09.11.2022
By Gabriel Oliveira
Beacon Visual Arts Show is an art show in which students from G6 (age 6) to Y11 exhibit what they have produced in the school atelier during the second semester. Art at Beacon is related to the awakening of creativity, spontaneity, and analysis of contemporary issues. By sharing their productions with the community, the students gave a new meaning to the study, practice, and reflection, which originated the works and pointed to a path of aesthetic discoveries and inexhaustible inventions.
From the investigation about gestuality in art, G6 (6 years old) made a collective painting. Inspired by the works of Tarsila do Amaral, the children created a panel, which was produced based on the principles of mutual respect and communication so that the ideas and emotions of everyone could be heard.
The 1st grade (Y1), on the other hand, was invited to reflect on the different aspects of visual language, using natural materials. They modeled clay, produced paints with natural pigments, and, in the installation, each student was present through paintings, drawings, Kokedamas, and sculptures.
The 2nd grade (Y2) discussed in class the relationship between art and nature, especially the works that have nature as a source of inspiration. Guided by the question “How do animals and humans build their houses?”, the students explored the use of materials such as clay, sticks, flowers, and seeds to make homes for imaginary animals.
After learning more about the artist Louise Bourgeois, who made use of fabrics in her work, the 3rd-grade students (Y3) individually produced a panel with embroidery techniques and fabric overlays. In the theoretical field, they developed notions of figuration and abstraction, as well as the use of traditional and non-traditional materials.
Initially, the 4th grade (Y4) investigated the “cordel” literature and produced their booklets with their own illustrations. After learning about Color Theory, in groups, the students filled out a color journal based on the one they were given. Trying to dwell on a variety of issues involving colors, they asked themselves questions such as “If blue had a smell, what would it be like”, or “If the world was made of yellow, what would it look like?”
As part of the Unit of Inquiry “Cultural Diversity”, the 5th-grade students (Y5) came into contact with textile art through artist and teacher Joana Salles, of the BordaEMIA collective.
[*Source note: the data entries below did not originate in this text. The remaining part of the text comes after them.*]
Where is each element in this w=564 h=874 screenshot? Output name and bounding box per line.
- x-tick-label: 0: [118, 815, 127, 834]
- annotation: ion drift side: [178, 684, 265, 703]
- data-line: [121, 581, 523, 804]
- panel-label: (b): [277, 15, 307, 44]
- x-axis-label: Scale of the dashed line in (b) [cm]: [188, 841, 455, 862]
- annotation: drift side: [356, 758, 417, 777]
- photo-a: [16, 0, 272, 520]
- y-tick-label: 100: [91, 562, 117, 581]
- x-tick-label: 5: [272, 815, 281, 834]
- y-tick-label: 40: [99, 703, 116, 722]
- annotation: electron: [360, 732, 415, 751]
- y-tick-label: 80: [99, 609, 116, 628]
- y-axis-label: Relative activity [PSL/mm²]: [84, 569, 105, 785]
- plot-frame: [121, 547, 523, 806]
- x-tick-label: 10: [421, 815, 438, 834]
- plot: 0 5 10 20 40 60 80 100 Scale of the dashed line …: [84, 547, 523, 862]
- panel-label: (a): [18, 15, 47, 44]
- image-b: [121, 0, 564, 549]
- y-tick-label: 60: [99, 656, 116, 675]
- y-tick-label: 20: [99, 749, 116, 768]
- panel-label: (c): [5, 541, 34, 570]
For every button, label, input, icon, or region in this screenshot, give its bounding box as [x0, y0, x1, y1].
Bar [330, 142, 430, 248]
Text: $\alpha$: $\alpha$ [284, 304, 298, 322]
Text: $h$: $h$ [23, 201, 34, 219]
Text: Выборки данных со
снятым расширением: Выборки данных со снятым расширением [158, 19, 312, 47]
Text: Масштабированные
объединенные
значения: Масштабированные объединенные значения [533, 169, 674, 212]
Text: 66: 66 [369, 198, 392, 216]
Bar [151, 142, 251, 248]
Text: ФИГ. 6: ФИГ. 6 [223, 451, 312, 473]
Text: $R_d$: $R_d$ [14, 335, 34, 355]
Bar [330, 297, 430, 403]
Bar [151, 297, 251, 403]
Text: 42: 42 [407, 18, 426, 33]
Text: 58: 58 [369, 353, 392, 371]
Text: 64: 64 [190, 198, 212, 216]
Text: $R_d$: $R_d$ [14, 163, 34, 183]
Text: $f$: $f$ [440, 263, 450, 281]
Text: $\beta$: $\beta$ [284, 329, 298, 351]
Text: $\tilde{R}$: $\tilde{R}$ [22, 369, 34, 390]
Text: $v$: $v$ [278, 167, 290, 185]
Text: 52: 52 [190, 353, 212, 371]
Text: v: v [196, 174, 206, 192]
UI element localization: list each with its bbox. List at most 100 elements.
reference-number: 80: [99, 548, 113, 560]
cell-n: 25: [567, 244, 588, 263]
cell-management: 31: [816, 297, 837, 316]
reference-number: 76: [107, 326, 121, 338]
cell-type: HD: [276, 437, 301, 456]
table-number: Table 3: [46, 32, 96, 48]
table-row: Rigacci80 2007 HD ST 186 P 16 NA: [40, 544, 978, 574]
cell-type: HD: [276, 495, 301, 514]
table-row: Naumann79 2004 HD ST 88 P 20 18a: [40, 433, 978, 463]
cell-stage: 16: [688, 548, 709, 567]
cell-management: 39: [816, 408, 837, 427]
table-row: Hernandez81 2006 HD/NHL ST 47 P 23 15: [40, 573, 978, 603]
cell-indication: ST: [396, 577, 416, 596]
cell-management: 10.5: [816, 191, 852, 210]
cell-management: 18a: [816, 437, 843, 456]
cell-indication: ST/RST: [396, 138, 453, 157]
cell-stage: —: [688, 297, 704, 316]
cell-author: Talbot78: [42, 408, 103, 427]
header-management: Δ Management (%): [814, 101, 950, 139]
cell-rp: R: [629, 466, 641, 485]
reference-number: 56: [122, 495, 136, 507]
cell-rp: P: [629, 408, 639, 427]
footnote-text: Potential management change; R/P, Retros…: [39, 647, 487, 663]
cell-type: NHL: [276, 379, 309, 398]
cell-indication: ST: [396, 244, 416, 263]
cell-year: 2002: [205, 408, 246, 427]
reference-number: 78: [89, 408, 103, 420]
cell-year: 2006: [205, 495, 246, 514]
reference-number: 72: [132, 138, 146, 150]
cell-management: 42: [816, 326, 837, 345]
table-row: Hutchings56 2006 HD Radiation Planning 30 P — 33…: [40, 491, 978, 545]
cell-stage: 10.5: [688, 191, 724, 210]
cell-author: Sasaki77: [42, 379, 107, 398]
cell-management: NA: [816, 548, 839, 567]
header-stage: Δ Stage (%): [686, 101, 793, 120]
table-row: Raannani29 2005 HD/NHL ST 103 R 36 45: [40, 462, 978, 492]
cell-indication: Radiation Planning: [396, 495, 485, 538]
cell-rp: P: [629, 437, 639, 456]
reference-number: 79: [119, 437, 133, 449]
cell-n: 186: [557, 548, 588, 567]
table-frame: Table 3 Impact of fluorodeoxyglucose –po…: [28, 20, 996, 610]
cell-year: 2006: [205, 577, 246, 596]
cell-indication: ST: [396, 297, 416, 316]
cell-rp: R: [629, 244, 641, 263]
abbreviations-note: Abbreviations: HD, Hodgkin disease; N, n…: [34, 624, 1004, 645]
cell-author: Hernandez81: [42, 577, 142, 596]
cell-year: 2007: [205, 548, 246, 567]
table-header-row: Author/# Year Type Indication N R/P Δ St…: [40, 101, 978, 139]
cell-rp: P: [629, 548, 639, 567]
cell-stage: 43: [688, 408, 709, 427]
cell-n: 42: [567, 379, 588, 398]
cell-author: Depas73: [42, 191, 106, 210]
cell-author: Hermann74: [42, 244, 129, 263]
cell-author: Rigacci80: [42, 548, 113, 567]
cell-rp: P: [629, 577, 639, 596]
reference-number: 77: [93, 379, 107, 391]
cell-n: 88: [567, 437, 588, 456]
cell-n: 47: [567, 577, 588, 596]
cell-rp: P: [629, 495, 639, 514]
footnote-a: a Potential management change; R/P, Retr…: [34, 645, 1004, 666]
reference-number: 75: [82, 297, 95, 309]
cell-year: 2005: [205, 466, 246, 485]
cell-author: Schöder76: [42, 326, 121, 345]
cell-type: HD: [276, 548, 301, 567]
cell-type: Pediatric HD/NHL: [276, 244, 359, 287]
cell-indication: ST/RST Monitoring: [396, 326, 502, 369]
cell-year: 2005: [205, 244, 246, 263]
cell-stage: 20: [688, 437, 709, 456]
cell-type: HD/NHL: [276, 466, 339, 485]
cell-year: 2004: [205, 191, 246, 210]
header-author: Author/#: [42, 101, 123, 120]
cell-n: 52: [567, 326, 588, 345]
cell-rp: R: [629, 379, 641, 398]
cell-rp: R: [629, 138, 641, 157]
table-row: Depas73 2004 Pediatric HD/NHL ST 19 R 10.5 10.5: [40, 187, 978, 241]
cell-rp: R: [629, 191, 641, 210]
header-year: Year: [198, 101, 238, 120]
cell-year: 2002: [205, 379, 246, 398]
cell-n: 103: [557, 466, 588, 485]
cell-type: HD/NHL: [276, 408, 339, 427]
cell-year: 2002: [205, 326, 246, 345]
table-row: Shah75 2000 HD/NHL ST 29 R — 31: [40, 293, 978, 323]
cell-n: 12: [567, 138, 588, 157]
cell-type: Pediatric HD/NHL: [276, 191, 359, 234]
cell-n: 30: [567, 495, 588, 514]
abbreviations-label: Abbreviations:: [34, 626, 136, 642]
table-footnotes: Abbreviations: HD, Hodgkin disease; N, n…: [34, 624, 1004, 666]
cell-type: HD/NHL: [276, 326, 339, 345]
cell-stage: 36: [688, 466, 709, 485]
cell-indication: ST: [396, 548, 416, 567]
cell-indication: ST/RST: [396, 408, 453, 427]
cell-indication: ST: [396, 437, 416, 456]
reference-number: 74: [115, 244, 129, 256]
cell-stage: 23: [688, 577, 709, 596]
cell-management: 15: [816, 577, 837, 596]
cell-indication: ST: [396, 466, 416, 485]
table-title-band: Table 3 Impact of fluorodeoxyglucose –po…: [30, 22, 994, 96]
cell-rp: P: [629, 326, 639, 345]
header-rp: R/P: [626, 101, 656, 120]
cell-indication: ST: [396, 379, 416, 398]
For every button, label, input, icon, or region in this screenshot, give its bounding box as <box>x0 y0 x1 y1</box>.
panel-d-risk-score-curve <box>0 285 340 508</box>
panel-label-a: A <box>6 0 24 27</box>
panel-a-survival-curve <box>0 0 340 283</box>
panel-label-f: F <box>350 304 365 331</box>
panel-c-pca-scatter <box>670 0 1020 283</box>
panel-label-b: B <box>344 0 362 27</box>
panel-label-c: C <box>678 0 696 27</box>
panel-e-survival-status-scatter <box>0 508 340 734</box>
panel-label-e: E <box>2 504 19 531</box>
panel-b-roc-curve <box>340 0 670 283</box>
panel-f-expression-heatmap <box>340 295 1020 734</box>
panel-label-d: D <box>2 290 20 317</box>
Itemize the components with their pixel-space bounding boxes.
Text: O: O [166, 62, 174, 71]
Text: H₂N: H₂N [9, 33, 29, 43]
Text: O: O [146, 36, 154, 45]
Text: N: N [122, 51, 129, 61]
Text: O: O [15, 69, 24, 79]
The artistic result was a collective panel that illustrated popular tales representing Brazil’s cultural diversity.
In an attempt to understand what the 6th-grade students experience today, and how it dialogues with the past of the space occupied by the school campus, the exhibitions proposed relationships between the students themselves, our time, the space, and the history to which we all belong.
How to visually express an identity? This was the guiding question of the 7th-grade Global Context “Personal and Cultural Expression” (Y7). In pairs, they had to show how they converge the way they see themselves and how they would like to be seen, besides the presence of a partner, who would be immortalized next to them on the screen.
Working with three-dimensionality, the 8th graders (Y8) transited between common materials and “non-artistic” objects. Using wooden benches and tables, blank sheets of paper, rustic cardboard plates, and clay, the results are a fragment of learning that attempted to develop a broader vision of what three-dimensional art is.
Using a simple flipbook as a starting point, the 9th graders (Y9) went through all the recent audiovisual development, from the iconic Hong Kong cinema of the 1930s to Wes Anderson’s animations. Exercising what they saw and controlling space and time, the students brought inanimate forms to life through stop-motion videos.
Starting with the distinction between art and nature, the classes of the 1st year of High School (Y10) went from the complex definitions of what art, artificial, and nature would be to a discussion about cities, technology, and “natural environments”. Followed by subjective reflection, they came together in groups to define a project. Within the scope of the theme and the resources provided, the variety of the results reflects the freedom that was granted.
Under the name Pandemic Feelings, the 2nd-year High School project presented itself as a space for the students, newly arrived at High School, to manifest their feelings in these two emotionally demanding years. The second strand investigated, in art, the ability to propose reflections on typical contemporary themes such as politics, consumerism, identity, and technology. The exhibitions were also diverse, as the students produced sculptures, drawings, collages, and even videos.
There was a special group composed of students from the 1st and 2nd year of High School (Y10 and Y11) who opted for Visual Arts Higher Level, which constitutes the IB Diploma Program curriculum. The Y10 exhibition was the result of sensorial experiences that sought to broaden the perception of the environment, while the Y11 students were provoked to see art as an instrument of denunciation. The resulting works are very diverse, including animation videos, wearable works, modeling, kinetic sculpture, and painting.
Beacon Visual Arts Shows was an opportunity for the students to present to the community their investigative process and the poetic experimentation of making, through direct contact with matter, the constant exercise of symbolic creation and fruition in relation to the artistic production of different people in different times, from contemporary art to popular art, from the group’s production and their own.